Like popular songs, good business women appear often in the U. S. There are so many of these women, smart and well-to-do, making money as brokers, bankers, milliners, writers, politicians, decorators, that, like the dapper melodies that reflect the trends of the times, they have become a national tradition. But there are not many women whose earned income exceeds $10,000 a year. Here and there one finds a woman capitalist like Mrs. Edward Harriman, who last week received the honorary degree of Master of Letters from New York University. Mrs. Harriman is a discerning patron of the arts and sciences, an elderly, slender and competent person who helped her famed husband in his ventures and is now the sole executrix of $140,000,000, the largest fortune controlled by any woman in the world. But since this fortune derived originally from her husband, his widow cannot take rank among those women who made their money by their own unaided efforts. Most commentators therefore give the title "most successful business woman in the U. S." to a very different sort of lady who last week also appeared in the news.
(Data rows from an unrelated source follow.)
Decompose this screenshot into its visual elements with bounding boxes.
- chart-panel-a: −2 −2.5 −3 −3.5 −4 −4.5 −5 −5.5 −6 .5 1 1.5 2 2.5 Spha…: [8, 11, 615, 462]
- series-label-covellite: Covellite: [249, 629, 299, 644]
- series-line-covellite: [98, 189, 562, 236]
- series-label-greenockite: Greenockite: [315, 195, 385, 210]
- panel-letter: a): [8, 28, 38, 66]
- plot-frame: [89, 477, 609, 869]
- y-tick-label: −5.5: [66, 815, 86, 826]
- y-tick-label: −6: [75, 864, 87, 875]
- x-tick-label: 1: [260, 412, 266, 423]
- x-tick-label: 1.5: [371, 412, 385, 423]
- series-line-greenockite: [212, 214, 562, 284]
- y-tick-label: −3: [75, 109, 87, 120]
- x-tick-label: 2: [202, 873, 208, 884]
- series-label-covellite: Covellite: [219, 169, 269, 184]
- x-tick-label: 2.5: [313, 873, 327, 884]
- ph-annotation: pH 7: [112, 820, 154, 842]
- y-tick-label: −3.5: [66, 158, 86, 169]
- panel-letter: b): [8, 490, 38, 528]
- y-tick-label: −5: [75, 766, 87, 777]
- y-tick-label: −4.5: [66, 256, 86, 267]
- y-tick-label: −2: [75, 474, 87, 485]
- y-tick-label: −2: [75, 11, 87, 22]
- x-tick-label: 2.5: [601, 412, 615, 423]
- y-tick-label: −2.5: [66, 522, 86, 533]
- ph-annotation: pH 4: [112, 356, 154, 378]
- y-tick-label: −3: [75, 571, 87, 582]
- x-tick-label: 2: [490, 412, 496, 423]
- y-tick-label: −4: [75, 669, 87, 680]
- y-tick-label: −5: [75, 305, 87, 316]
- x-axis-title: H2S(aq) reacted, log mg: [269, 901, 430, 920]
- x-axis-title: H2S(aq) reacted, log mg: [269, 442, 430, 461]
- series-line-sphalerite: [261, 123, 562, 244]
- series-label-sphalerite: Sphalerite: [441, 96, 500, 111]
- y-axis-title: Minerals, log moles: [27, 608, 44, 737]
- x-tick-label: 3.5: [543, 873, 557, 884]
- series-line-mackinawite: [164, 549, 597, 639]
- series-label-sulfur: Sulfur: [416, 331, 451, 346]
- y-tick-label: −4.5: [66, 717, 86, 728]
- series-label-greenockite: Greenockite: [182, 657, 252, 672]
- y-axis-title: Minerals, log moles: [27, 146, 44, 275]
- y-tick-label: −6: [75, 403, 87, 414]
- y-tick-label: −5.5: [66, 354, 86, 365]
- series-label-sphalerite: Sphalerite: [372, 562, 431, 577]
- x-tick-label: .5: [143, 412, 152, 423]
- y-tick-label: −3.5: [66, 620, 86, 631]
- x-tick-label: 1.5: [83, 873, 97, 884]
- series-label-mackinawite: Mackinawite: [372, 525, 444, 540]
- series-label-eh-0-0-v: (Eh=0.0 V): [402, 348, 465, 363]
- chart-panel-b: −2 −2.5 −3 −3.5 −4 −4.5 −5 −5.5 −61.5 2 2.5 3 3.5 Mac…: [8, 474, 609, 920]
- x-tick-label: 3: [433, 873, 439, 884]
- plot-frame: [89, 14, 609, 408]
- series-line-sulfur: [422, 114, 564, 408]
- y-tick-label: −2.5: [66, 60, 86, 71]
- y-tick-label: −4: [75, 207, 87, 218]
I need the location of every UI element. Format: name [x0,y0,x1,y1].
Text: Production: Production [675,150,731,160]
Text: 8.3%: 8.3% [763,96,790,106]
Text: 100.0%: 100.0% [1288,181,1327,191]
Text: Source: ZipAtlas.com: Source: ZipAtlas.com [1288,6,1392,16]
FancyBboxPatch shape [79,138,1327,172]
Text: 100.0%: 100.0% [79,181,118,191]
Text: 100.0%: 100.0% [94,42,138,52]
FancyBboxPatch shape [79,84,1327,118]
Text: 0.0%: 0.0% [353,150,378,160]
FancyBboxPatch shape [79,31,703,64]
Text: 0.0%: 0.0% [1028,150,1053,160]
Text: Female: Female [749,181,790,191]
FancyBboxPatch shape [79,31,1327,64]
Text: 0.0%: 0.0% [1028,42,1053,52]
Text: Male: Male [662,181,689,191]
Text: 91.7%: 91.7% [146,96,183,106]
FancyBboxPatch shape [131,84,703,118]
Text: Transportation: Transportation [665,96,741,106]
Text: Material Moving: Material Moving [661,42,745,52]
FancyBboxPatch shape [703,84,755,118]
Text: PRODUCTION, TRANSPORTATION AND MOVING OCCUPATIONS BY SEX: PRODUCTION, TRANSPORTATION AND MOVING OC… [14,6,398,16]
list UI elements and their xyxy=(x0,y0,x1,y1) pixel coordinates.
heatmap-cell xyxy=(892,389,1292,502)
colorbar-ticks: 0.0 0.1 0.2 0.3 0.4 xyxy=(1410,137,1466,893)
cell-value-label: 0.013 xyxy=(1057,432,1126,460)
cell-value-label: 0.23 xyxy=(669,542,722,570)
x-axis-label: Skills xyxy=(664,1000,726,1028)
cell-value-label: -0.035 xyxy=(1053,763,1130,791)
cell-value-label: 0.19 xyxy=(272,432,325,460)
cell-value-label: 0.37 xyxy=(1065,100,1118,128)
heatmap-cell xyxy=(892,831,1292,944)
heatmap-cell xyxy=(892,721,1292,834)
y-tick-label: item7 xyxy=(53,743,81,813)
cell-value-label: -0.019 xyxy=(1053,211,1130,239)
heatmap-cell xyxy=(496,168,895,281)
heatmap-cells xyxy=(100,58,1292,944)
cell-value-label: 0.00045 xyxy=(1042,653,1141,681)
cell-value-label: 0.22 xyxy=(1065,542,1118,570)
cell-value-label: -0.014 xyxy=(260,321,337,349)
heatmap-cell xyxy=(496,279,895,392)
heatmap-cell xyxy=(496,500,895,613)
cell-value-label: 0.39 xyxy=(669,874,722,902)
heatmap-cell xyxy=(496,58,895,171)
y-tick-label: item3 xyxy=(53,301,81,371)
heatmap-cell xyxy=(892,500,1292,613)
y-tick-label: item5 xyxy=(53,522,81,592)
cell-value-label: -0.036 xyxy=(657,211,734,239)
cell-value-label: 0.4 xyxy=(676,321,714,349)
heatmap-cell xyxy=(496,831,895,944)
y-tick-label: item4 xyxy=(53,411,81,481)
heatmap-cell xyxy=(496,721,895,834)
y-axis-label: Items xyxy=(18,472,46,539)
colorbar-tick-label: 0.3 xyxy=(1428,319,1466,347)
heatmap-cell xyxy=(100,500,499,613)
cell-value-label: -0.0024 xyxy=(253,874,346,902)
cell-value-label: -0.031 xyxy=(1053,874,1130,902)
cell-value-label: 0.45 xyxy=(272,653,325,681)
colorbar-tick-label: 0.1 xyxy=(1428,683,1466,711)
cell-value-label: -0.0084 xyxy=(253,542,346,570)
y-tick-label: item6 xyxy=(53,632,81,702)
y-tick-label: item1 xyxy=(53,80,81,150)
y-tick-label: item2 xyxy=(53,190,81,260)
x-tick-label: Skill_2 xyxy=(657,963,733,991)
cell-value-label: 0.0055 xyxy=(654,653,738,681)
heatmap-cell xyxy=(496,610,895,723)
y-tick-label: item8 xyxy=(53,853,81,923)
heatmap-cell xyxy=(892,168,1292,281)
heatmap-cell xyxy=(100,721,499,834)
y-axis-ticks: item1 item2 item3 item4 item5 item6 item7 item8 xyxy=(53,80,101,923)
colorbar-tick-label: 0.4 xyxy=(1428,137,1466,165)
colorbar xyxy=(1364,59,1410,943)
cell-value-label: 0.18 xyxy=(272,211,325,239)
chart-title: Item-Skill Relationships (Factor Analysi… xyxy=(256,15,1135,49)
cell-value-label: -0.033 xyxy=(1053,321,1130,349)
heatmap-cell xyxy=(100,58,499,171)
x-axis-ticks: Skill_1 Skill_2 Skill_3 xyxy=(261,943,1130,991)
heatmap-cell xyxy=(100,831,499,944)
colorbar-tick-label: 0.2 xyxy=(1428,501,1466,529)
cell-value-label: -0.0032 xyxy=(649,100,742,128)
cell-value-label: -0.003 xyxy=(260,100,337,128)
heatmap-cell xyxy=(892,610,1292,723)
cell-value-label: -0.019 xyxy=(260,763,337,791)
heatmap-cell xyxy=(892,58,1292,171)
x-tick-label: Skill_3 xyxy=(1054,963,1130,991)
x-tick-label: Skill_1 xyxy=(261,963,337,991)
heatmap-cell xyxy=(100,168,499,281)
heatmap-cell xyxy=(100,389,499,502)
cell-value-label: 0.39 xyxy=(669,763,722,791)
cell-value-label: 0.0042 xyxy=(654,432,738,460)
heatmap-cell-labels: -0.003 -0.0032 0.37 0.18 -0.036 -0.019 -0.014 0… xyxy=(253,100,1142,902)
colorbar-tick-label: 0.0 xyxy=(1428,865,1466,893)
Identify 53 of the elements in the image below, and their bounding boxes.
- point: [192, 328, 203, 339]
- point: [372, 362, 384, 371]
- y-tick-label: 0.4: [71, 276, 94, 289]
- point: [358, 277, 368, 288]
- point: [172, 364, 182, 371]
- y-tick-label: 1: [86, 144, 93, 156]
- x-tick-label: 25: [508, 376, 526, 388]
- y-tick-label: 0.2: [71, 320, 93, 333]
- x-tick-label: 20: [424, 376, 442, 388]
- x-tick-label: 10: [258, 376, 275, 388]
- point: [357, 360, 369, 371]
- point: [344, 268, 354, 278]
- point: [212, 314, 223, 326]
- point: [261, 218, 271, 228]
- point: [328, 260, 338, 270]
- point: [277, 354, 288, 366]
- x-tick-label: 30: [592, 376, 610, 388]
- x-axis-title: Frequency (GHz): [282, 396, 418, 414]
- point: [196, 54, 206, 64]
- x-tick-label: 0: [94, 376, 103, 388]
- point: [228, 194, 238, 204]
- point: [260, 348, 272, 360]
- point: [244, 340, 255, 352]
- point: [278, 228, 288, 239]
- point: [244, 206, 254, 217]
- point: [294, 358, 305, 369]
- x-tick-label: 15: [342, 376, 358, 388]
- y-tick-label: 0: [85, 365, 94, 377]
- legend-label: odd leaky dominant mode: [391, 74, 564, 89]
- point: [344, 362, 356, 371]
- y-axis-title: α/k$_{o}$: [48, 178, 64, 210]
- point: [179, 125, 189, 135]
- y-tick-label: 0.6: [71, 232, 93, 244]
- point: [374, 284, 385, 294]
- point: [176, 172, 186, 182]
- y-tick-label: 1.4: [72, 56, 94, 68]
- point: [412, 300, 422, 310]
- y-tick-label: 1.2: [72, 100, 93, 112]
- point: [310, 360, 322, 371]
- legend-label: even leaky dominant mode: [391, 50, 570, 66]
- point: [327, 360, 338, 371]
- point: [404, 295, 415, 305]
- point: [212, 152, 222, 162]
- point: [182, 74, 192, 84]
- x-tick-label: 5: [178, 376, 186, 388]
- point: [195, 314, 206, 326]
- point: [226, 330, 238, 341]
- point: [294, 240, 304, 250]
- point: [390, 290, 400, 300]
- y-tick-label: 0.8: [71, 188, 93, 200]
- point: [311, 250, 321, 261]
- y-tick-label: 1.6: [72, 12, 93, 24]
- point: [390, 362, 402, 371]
Miss Anne Nichols is always in the news. If nowhere else, her name is on the theatre page where a brief notice states that her play, Abie's Irish Rose, is to be seen on Broadway. It is also to be seen in Philadelphia, in Chicago, in Fort Smith, Ark., in Pueblo, Col., in Augusta, Me., and in Sydney, Australia. Next April an eighth company opens in London. Last week the Manhattan company, with its 2,000th performance, equaled the world's record for consecutive performances.* Abie's Irish Rose has run for four years and eight months on Broadway, has been seen there by 1,750,000 people, has earned there gross receipts of $3,000,000. The total gross. receipts from the play, including the road companies, playing to 7,000-000 more people, are about $20,000,000, of which Miss Nichols' personal profit has been $5,000000.† And last week, after four years of bickering, a deal for the moving picture rights was completed. The terms were not made public. The Famous Players-Lasky Corp. supposedly gave Miss Nichols a huge cash payment and a percentage of receipts.